The CLI Data Gem Project requires scraping an external web site and providing access to the data through a command line interface. For my project, I chose the Christian Science Monitor(CSM) news site - https://www.csmonitor.com/. This CLI gem presents a list of story titles. If a story is selected, a story summary is displayed with URL to full article. Yes - this is a little lame! Why use a CLI to get a URL and view story in browser? Why not just browse the right page? But anyway, we’ll go with the project as a learning experience.

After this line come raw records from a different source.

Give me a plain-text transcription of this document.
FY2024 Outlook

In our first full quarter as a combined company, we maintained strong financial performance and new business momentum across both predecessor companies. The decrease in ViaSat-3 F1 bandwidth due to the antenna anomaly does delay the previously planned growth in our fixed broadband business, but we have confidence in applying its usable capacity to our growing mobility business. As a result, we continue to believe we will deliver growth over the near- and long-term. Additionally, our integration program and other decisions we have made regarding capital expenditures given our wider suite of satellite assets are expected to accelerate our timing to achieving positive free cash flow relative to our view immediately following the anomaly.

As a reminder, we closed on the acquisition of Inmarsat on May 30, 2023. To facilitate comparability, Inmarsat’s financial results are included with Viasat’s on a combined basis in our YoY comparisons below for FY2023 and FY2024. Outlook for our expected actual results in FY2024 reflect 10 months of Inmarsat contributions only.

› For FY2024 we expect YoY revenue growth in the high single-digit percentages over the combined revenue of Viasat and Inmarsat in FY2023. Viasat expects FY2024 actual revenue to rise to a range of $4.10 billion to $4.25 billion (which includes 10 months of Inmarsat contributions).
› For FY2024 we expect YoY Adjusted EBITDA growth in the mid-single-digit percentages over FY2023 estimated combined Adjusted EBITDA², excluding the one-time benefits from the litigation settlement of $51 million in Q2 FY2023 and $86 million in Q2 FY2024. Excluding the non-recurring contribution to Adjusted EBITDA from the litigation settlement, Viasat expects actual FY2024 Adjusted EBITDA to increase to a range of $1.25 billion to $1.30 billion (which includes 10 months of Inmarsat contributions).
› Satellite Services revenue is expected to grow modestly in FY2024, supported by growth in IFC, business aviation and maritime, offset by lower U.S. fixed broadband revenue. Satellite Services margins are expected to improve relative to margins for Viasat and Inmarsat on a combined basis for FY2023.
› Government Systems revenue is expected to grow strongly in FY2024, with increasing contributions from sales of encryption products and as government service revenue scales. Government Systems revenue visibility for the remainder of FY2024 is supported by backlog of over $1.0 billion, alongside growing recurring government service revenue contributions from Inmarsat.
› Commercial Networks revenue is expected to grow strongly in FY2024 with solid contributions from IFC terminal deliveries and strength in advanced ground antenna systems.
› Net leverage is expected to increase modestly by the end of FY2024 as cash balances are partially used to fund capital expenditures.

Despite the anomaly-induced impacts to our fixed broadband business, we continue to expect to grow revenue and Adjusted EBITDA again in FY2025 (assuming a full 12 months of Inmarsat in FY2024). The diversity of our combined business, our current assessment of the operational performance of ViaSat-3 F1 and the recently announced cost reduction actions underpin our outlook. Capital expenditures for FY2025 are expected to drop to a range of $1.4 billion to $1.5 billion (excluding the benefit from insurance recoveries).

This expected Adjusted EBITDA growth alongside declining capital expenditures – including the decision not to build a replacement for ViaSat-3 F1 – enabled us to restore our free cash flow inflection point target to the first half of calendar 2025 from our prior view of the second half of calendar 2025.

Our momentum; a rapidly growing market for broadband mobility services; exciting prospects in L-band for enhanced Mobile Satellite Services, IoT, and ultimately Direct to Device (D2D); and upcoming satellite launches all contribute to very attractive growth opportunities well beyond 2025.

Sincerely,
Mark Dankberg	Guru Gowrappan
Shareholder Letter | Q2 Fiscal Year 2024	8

In the curriculum, there have been several scraping labs that use similar designs. In the Student Scraper lab, there are 3 classes - CLI, Student “data holder”, and Scraper. The interesting part is how the data gets populated. Using similar class interfaces for my project, the interactions look like this:
This approach seems reasonable and originally, I was just going to copy it. But then I thought it might be fun to play around. When checking design, it is always interesting to ask a few questions like are responsibilities encapsulated? Is there duplication of code? I also like to keep in mind that code often lives on much longer than planned. It gets enhanced or evolves into a different app. So I try to imagine potential enhancements or how the app code might be re-used in a related application.

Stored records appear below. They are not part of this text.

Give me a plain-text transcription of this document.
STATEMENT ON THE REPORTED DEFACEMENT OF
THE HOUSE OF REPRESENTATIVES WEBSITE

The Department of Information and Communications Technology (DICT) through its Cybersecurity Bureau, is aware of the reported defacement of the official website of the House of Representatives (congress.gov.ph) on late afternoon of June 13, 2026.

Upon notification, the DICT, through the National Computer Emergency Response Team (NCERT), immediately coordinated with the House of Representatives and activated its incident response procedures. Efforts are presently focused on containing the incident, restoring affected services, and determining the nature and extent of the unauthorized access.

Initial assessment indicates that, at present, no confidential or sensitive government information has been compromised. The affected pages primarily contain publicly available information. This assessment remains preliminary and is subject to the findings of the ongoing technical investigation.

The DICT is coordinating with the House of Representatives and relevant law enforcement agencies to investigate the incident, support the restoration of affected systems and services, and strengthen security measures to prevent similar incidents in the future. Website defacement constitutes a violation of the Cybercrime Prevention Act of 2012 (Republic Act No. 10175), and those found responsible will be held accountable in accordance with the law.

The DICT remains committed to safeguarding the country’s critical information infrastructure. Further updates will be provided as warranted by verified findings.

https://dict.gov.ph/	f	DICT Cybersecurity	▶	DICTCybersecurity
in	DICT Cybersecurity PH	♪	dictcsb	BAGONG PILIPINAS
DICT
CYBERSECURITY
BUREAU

For example with the News CLI, if CSM provided an API, the gem should use that interface (better than scraping). Or what if the gem is expanded to also get news stories from other sites? For these types of changes, will the class interfaces stand up? Is rewrite needed? I don’t want to actually code these dreamed up requirements - I just want to consider how they might look.
Here is what jumps out:
-
The CLI knows it is scraping and it knows it needs to scrape two different pages to get the information. This can be better encapsulated in the Scraper class.
-
To support multiple sites, it makes sense to have a “news source” base class with a generic “get me today’s stories” interface. Child classes can implement whatever is needed to get the information from their specific site.
After a few iterations, here is the new design. The CLI just tells the Story class to create stories using a source (CSMScraper). The Story class tells the Source to collect stories - each story collected includes all the attributes required by the gem.
Now to meet my dream requirements
- To use CSM Web API, the CLI just tells the Story class to use a different source (and of course a new class for the CSM Web API is written)
- Multiple news sources? This is where adding the “News Source” class hierarchy makes sense. The CLI can call the Story class multiple times with different specific sources. In this situation, it probably makes sense to add a Story attribute “source”.
There are many valid approaches to the same problem. I think this tweaked design may be more robust without adding any real overhead to the gem.